The changes would bring monthly bills up to $84.98 for a residential customer using an average 965 kilowatt hours per month, and up to $66.42 for a natural gas customer using an average of 65 therms per month, Avista said.
Greater spending on capital projects is the major driver in the rate request, which the Spokane-based utility filed with the Washington Utilities and Transportation Commission.
Most of the money from the higher rates would be used to expand and replace equipment, facilities and older energy delivery systems, Avista President and CEO Scott Morris said.
“This includes preserving the life of our legacy hydropower projects that have been providing low-cost, renewable energy for over 100 years,” Morris said in a news release.
Avista expects to spend $335 million on capital projects this year, including work on the Little Falls Powerhouse, the Nine Mile Powerhouse and the Post Falls South Channel Dam, all of which are more than 100 years old.

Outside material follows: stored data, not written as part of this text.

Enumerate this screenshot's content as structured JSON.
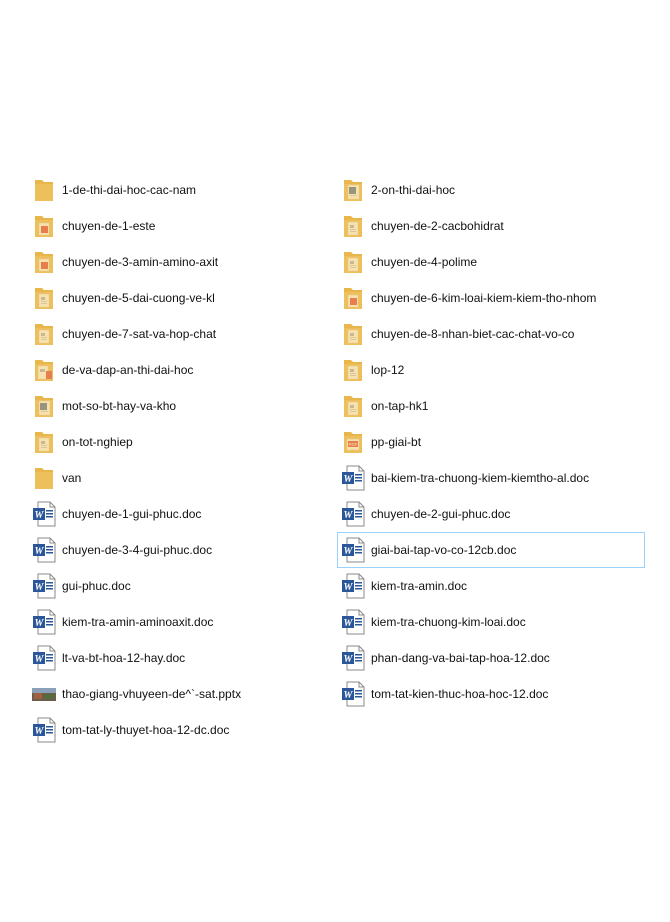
{
  "files": {
    "left": [
      {
        "name": "1-de-thi-dai-hoc-cac-nam",
        "icon": "folder-icon",
        "overlay": "none"
      },
      {
        "name": "chuyen-de-1-este",
        "icon": "folder-icon",
        "overlay": "pdf"
      },
      {
        "name": "chuyen-de-3-amin-amino-axit",
        "icon": "folder-icon",
        "overlay": "pdf"
      },
      {
        "name": "chuyen-de-5-dai-cuong-ve-kl",
        "icon": "folder-icon",
        "overlay": "doc"
      },
      {
        "name": "chuyen-de-7-sat-va-hop-chat",
        "icon": "folder-icon",
        "overlay": "doc"
      },
      {
        "name": "de-va-dap-an-thi-dai-hoc",
        "icon": "folder-icon",
        "overlay": "mixed"
      },
      {
        "name": "mot-so-bt-hay-va-kho",
        "icon": "folder-icon",
        "overlay": "word"
      },
      {
        "name": "on-tot-nghiep",
        "icon": "folder-icon",
        "overlay": "doc"
      },
      {
        "name": "van",
        "icon": "folder-icon",
        "overlay": "none"
      },
      {
        "name": "chuyen-de-1-gui-phuc.doc",
        "icon": "word-doc-icon"
      },
      {
        "name": "chuyen-de-3-4-gui-phuc.doc",
        "icon": "word-doc-icon"
      },
      {
        "name": "gui-phuc.doc",
        "icon": "word-doc-icon"
      },
      {
        "name": "kiem-tra-amin-aminoaxit.doc",
        "icon": "word-doc-icon"
      },
      {
        "name": "lt-va-bt-hoa-12-hay.doc",
        "icon": "word-doc-icon"
      },
      {
        "name": "thao-giang-vhuyeen-de^`-sat.pptx",
        "icon": "pptx-thumbnail-icon"
      },
      {
        "name": "tom-tat-ly-thuyet-hoa-12-dc.doc",
        "icon": "word-doc-icon"
      }
    ],
    "right": [
      {
        "name": "2-on-thi-dai-hoc",
        "icon": "folder-icon",
        "overlay": "word"
      },
      {
        "name": "chuyen-de-2-cacbohidrat",
        "icon": "folder-icon",
        "overlay": "doc"
      },
      {
        "name": "chuyen-de-4-polime",
        "icon": "folder-icon",
        "overlay": "doc"
      },
      {
        "name": "chuyen-de-6-kim-loai-kiem-kiem-tho-nhom",
        "icon": "folder-icon",
        "overlay": "pdf"
      },
      {
        "name": "chuyen-de-8-nhan-biet-cac-chat-vo-co",
        "icon": "folder-icon",
        "overlay": "doc"
      },
      {
        "name": "lop-12",
        "icon": "folder-icon",
        "overlay": "doc"
      },
      {
        "name": "on-tap-hk1",
        "icon": "folder-icon",
        "overlay": "doc"
      },
      {
        "name": "pp-giai-bt",
        "icon": "folder-icon",
        "overlay": "pdf-label"
      },
      {
        "name": "bai-kiem-tra-chuong-kiem-kiemtho-al.doc",
        "icon": "word-doc-icon"
      },
      {
        "name": "chuyen-de-2-gui-phuc.doc",
        "icon": "word-doc-icon"
      },
      {
        "name": "giai-bai-tap-vo-co-12cb.doc",
        "icon": "word-doc-icon",
        "selected": true
      },
      {
        "name": "kiem-tra-amin.doc",
        "icon": "word-doc-icon"
      },
      {
        "name": "kiem-tra-chuong-kim-loai.doc",
        "icon": "word-doc-icon"
      },
      {
        "name": "phan-dang-va-bai-tap-hoa-12.doc",
        "icon": "word-doc-icon"
      },
      {
        "name": "tom-tat-kien-thuc-hoa-hoc-12.doc",
        "icon": "word-doc-icon"
      }
    ]
  },
  "colors": {
    "folder": "#f3c969",
    "folder_back": "#e8b64a",
    "word_blue": "#2b579a",
    "pdf_red": "#d7262b",
    "selection_border": "#99d1ff"
  }
}
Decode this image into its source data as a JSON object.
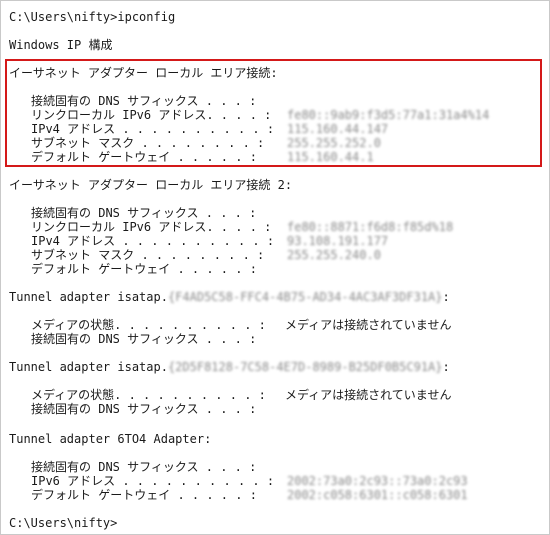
{
  "prompt_start": "C:\\Users\\nifty>ipconfig",
  "config_title": "Windows IP 構成",
  "adapters": [
    {
      "header": "イーサネット アダプター ローカル エリア接続:",
      "rows": [
        {
          "label": "接続固有の DNS サフィックス . . . :",
          "value": ""
        },
        {
          "label": "リンクローカル IPv6 アドレス. . . . :",
          "value": "fe80::9ab9:f3d5:77a1:31a4%14"
        },
        {
          "label": "IPv4 アドレス . . . . . . . . . . :",
          "value": "115.160.44.147"
        },
        {
          "label": "サブネット マスク . . . . . . . . :",
          "value": "255.255.252.0"
        },
        {
          "label": "デフォルト ゲートウェイ . . . . . :",
          "value": "115.160.44.1"
        }
      ]
    },
    {
      "header": "イーサネット アダプター ローカル エリア接続 2:",
      "rows": [
        {
          "label": "接続固有の DNS サフィックス . . . :",
          "value": ""
        },
        {
          "label": "リンクローカル IPv6 アドレス. . . . :",
          "value": "fe80::8871:f6d8:f85d%18"
        },
        {
          "label": "IPv4 アドレス . . . . . . . . . . :",
          "value": "93.108.191.177"
        },
        {
          "label": "サブネット マスク . . . . . . . . :",
          "value": "255.255.240.0"
        },
        {
          "label": "デフォルト ゲートウェイ . . . . . :",
          "value": ""
        }
      ]
    },
    {
      "header": "Tunnel adapter isatap.",
      "header_guid": "{F4AD5C58-FFC4-4B75-AD34-4AC3AF3DF31A}",
      "header_suffix": ":",
      "rows": [
        {
          "label": "メディアの状態. . . . . . . . . . :",
          "value": "メディアは接続されていません"
        },
        {
          "label": "接続固有の DNS サフィックス . . . :",
          "value": ""
        }
      ]
    },
    {
      "header": "Tunnel adapter isatap.",
      "header_guid": "{2D5F8128-7C58-4E7D-8989-B25DF0B5C91A}",
      "header_suffix": ":",
      "rows": [
        {
          "label": "メディアの状態. . . . . . . . . . :",
          "value": "メディアは接続されていません"
        },
        {
          "label": "接続固有の DNS サフィックス . . . :",
          "value": ""
        }
      ]
    },
    {
      "header": "Tunnel adapter 6TO4 Adapter:",
      "rows": [
        {
          "label": "接続固有の DNS サフィックス . . . :",
          "value": ""
        },
        {
          "label": "IPv6 アドレス . . . . . . . . . . :",
          "value": "2002:73a0:2c93::73a0:2c93"
        },
        {
          "label": "デフォルト ゲートウェイ . . . . . :",
          "value": "2002:c058:6301::c058:6301"
        }
      ]
    }
  ],
  "prompt_end": "C:\\Users\\nifty>",
  "highlight_color": "#d41919"
}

The proposal includes a major change in the basic charge all customers pay.
Instead of $8 a month for each type of service, customers would pay $15 a month for electricity and $12 a month for gas, in addition to their energy use.

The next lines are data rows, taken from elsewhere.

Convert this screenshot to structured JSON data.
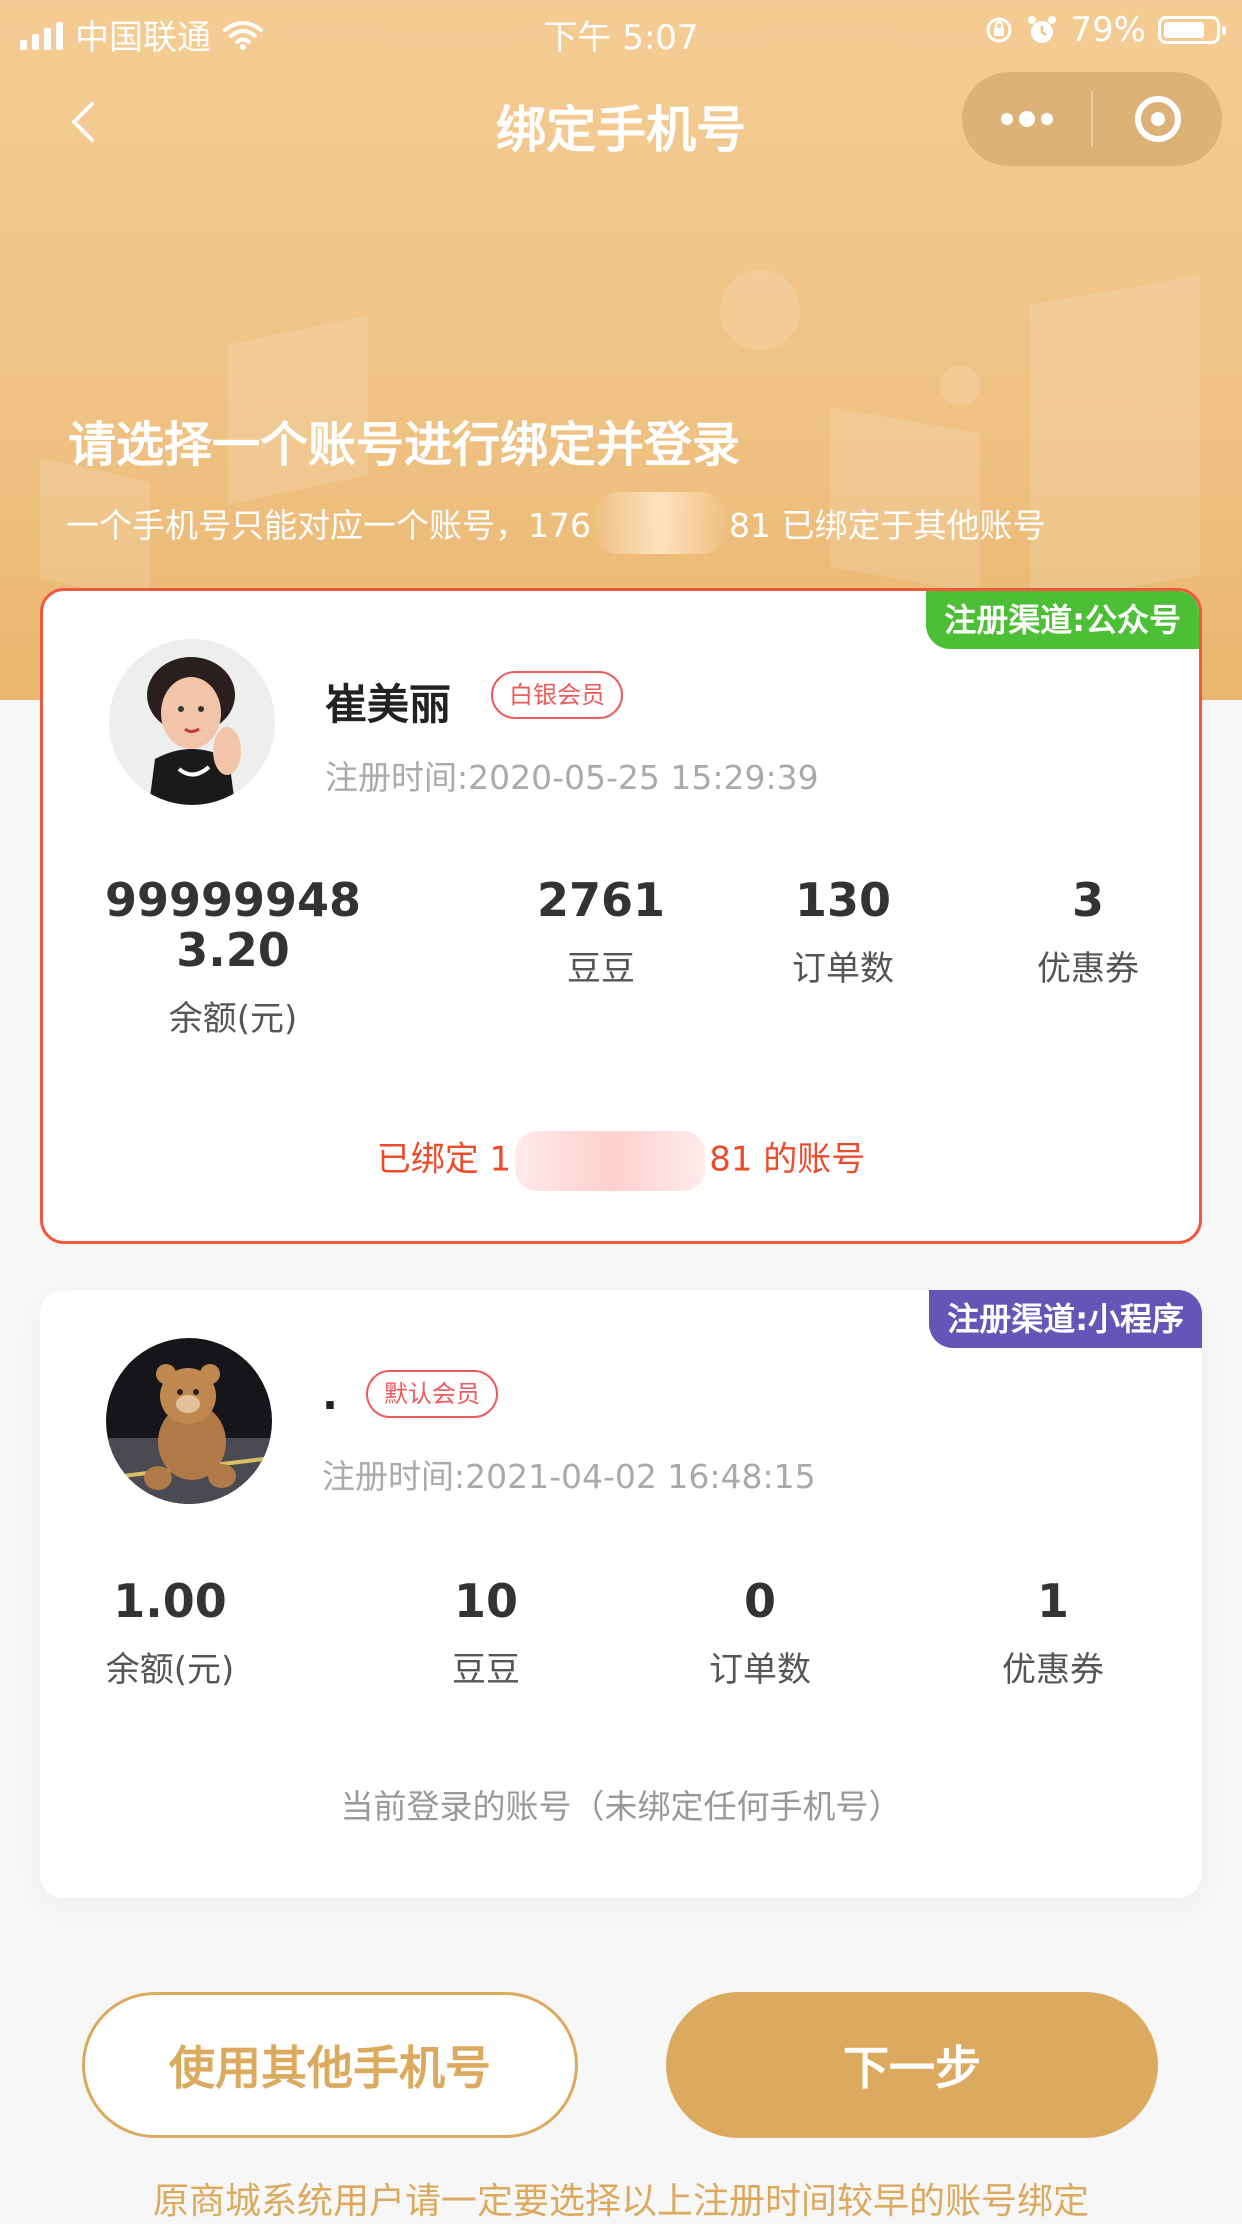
{
  "status_bar": {
    "carrier": "中国联通",
    "time": "下午 5:07",
    "battery": "79%",
    "battery_level": 0.79
  },
  "nav": {
    "title": "绑定手机号"
  },
  "hero": {
    "title": "请选择一个账号进行绑定并登录",
    "subtitle_prefix": "一个手机号只能对应一个账号，176",
    "subtitle_suffix": "81 已绑定于其他账号"
  },
  "accounts": [
    {
      "channel": "注册渠道:公众号",
      "channel_color": "#4dbf36",
      "name": "崔美丽",
      "level": "白银会员",
      "reg_time": "注册时间:2020-05-25 15:29:39",
      "stats": {
        "balance": "999999483.20",
        "balance_label": "余额(元)",
        "beans": "2761",
        "beans_label": "豆豆",
        "orders": "130",
        "orders_label": "订单数",
        "coupons": "3",
        "coupons_label": "优惠券"
      },
      "note_prefix": "已绑定 1",
      "note_suffix": "81 的账号",
      "selected": true
    },
    {
      "channel": "注册渠道:小程序",
      "channel_color": "#6655b7",
      "name": ".",
      "level": "默认会员",
      "reg_time": "注册时间:2021-04-02 16:48:15",
      "stats": {
        "balance": "1.00",
        "balance_label": "余额(元)",
        "beans": "10",
        "beans_label": "豆豆",
        "orders": "0",
        "orders_label": "订单数",
        "coupons": "1",
        "coupons_label": "优惠券"
      },
      "note": "当前登录的账号（未绑定任何手机号）",
      "selected": false
    }
  ],
  "buttons": {
    "other_phone": "使用其他手机号",
    "next": "下一步"
  },
  "footer_note": "原商城系统用户请一定要选择以上注册时间较早的账号绑定"
}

On the electric side, however, Avista also proposes slightly lower kilowatt-hour rates, which would somewhat offset the $7-a-month hike in the basic charge.
For gas customers, the use rate would increase slightly, meaning customer bills will go up by more than the $4 monthly increase in the basic charge.
The basic charge covers fixed costs, including meters, transformers, customer service and billing, Avista spokeswoman Debbie Simock said.
“If we charged exactly what those costs are, it would be $36 a month,” Simock said. “So we’re just asking, with that increase from $8 to $15, to get a little closer to what those actual costs are for us.”
The basic charge last went up by $2 a month at the start of 2013. Avista in late 2012 was approved for rate increases that took effect in 2013 and again last month. At that time, the utility agreed not to change its rates again until 2015.
While the electric base rate increase actually would be 3.8 percent, two customer rebates are set to expire at the end of this year, and Avista proposes a new rebate related to the sale of renewable energy credits starting next year. All those changes result in an increase of 6.1 percent.
If approved, the new rates would boost Avista’s electric base revenues by $18.2 million a year and natural gas base revenues by $12.1 million a year.
“When a rate case is announced like this, it seems like it’s something that will happen immediately, but it will not. It’s an 11-month process,” Simock said.
And customers will be able to weigh in on the proposal at meetings hosted by the Washington Utilities and Transportation Commission, she noted.
Avista serves more than 241,000 electric and nearly 152,000 gas customers in Washington.